Plans to penalise those that choose to repay loans early are currently under discussion by the government, which would effect high earners, large repayments, or both.
The idea is to use penalties to make the system “more progressive” and adds that they should not affect graduates earning modest incomes.
However, according to CentreForum, the majority of early payments are not made by higher earners.
If the new system is given the go-ahead, it is expected to come into force next year, along with the tuition fee increases that will see new students paying up to £9,000 a year.
The student finance culture can lead people into borrowing thousands of pounds, leaving graduates in large amounts of debt before they even bring home their first pay packet. From large overdrafts offered with student accounts, to student credit cards as well as student loans and tuition fee loans, it doesn’t take long to see the debts stack up.
The new tuition fee system works by payments initially being taken care of by the government, then repaid gradually once the student has finished studying and is earning £21,000 or more per year. If there are any outstanding debts left over after 30 years they are written off.
According to the coalition, the system has always been progressive, seeing graduates that earn more repaying more.

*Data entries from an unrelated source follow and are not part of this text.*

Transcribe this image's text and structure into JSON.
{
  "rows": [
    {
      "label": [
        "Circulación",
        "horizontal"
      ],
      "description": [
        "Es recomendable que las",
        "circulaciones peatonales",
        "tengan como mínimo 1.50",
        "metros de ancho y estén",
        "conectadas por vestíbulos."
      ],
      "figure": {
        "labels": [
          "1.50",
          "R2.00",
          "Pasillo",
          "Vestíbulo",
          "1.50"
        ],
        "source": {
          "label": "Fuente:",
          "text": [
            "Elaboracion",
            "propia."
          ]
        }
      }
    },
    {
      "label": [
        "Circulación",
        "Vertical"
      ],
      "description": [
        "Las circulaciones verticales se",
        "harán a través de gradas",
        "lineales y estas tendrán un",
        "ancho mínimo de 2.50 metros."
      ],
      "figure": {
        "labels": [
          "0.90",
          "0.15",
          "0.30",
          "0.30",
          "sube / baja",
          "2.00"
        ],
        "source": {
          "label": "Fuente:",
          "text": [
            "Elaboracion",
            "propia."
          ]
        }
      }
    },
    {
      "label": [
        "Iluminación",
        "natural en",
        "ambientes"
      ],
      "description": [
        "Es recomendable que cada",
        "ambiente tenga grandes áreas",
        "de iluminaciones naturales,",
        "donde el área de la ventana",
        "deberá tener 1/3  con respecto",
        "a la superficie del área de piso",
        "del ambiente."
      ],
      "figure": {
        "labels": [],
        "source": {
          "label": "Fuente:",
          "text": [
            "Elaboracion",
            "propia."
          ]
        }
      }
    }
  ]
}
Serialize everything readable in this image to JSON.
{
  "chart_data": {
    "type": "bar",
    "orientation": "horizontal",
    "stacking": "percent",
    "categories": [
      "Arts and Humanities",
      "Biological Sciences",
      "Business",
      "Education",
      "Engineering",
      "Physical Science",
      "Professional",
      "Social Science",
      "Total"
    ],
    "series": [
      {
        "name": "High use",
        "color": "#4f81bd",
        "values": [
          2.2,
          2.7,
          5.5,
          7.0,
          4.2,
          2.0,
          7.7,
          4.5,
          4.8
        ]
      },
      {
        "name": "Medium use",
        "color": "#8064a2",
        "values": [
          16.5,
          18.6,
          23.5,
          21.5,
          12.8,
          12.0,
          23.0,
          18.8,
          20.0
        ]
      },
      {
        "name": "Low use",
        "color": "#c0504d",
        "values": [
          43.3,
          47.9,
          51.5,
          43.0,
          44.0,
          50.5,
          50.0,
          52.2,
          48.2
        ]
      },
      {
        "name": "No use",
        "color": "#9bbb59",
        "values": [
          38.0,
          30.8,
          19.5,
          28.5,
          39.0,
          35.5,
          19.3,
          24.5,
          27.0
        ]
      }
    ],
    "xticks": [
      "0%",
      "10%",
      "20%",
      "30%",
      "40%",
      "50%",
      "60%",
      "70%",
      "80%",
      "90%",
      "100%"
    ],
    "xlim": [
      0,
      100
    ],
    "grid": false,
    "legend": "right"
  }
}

As graduates earn more, the interest rate is increased, from the bottom level set at the rate of inflation (RPI) (those earning £21,000 or less) to RPI plus 3% for higher earners (earning £41,000 or more).
But there are concerns that by allowing loans to be paid off early, higher earners, or those that come from wealthy families, will be given an unfair advantage allowing them to effectively “buy themselves out of this progressive mechanism”.
Under the current system, early repayments are permitted without incurring penalties.